SigOpt Inc. works in a data analytics discipline that is so specialized that few people outside of the data science field can even understand it, much less explain it. That hasn’t stopped the eight-person venture from raising a $6.6 million series A funding round led by blue-chip Silicon Valley venture capitalist Andreessen Horowitz for its “optimize everything” cloud platform. That brings total funding for the two-year-old company to $8.8 million.
SigOpt’s specialty is Bayesian optimization, a “sequential design strategy for global optimization of black-box functions that doesn’t require derivatives,” according to Wikipedia. The technique is commonly used in machine learning applications to reduce the number of parameters the algorithm needs to consider. The company says its cloud service is being used at everything from hedge funds to breweries to shortcut the trial-and-error process, with typical time savings of more than 90 percent. An explanation of Bayesian optimization that is accessible to most humans is here.
CEO and Co-founder Scott Clark (@DrScottClark, above) came upon the idea while pursuing his Ph.D. studies at Cornell University, then tested it in ad targeting at Yelp Inc. The technique shortcuts the labor-intensive testing process by examining test data and recommending which experiments to run next, which reduces trial-and-error on the part of data scientists.
“Traditionally, when data scientists are building a machine learning pipeline, there are a lot of tunable knobs and levers,” Clark said. “SigOpt helps them find the best filters to use. It guides them to the best combination.”
Given that data scientist salaries start in the six figures these days, SigOpt’s pricing, which starts at $1,000 per month for 10 experiments and goes down from there, is a relative bargain. “In some industries, half the time of a data scientist is spent tuning and tweaking,” Clark said. “We often see cost reductions in computation resources of 90 to 95 percent.”
Customers include MillerCoors LLC, Prudential plc and Johnson & Johnson, as well as “some of the largest banks, hedge funds and insurance companies in the world,” Clark said.

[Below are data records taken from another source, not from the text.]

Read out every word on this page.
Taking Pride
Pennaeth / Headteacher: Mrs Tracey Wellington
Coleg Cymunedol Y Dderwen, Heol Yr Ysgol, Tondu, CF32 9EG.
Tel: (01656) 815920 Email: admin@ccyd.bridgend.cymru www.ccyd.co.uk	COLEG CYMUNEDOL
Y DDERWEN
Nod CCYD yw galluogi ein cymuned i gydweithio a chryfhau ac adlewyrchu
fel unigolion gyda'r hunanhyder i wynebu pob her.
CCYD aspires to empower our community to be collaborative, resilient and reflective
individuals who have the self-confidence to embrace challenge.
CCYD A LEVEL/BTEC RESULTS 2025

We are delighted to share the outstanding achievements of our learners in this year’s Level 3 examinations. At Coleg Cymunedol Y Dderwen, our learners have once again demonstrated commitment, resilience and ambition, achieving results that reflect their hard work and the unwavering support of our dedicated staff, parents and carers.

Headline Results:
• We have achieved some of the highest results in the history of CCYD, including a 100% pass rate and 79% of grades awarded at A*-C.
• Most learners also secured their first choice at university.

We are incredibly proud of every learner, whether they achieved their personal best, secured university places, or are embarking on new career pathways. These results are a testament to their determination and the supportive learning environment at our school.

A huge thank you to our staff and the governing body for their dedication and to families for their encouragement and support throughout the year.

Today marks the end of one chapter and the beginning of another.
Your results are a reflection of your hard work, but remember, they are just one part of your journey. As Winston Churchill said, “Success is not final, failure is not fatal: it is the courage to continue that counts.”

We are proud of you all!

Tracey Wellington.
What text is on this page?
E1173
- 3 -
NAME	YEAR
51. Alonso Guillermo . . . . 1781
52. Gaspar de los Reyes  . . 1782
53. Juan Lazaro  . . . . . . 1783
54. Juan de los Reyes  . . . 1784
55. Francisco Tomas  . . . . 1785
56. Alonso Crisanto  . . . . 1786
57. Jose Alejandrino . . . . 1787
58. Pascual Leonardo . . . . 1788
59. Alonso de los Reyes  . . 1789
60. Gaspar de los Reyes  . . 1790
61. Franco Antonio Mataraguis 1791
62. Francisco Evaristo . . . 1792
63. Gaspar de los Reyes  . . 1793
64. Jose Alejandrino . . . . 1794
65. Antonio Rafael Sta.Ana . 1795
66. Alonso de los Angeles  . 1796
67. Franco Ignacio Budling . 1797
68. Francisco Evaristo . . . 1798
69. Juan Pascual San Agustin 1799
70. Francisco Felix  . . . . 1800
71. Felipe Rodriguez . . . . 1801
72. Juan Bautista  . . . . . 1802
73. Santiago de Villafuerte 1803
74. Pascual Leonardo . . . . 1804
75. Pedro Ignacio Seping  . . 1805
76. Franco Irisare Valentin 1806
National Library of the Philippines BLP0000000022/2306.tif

The company’s cloud service uses a REST (representational state transfer) application programming interface (API) that developers can plug into to access its algorithms. Customers then feed meta-information and parameters into the system and specify a goal. The product is integrated with Google’s TensorFlow, SAP HANA, R, Java, Python and scikit-learn machine-learning programs.
Although hiring any data scientists – much less those specialized in Bayesian optimization – would seem to be a challenge these days, Clark said it hasn’t been a problem for his company. “We’ve been fortunate to have a healthy pipeline of people,” he said. SigOpt plans to use the funding to roughly double its staff and invest in engineering and sales. Other investors include Data Collective, SV Angel, Stanford University and Blumberg Capital.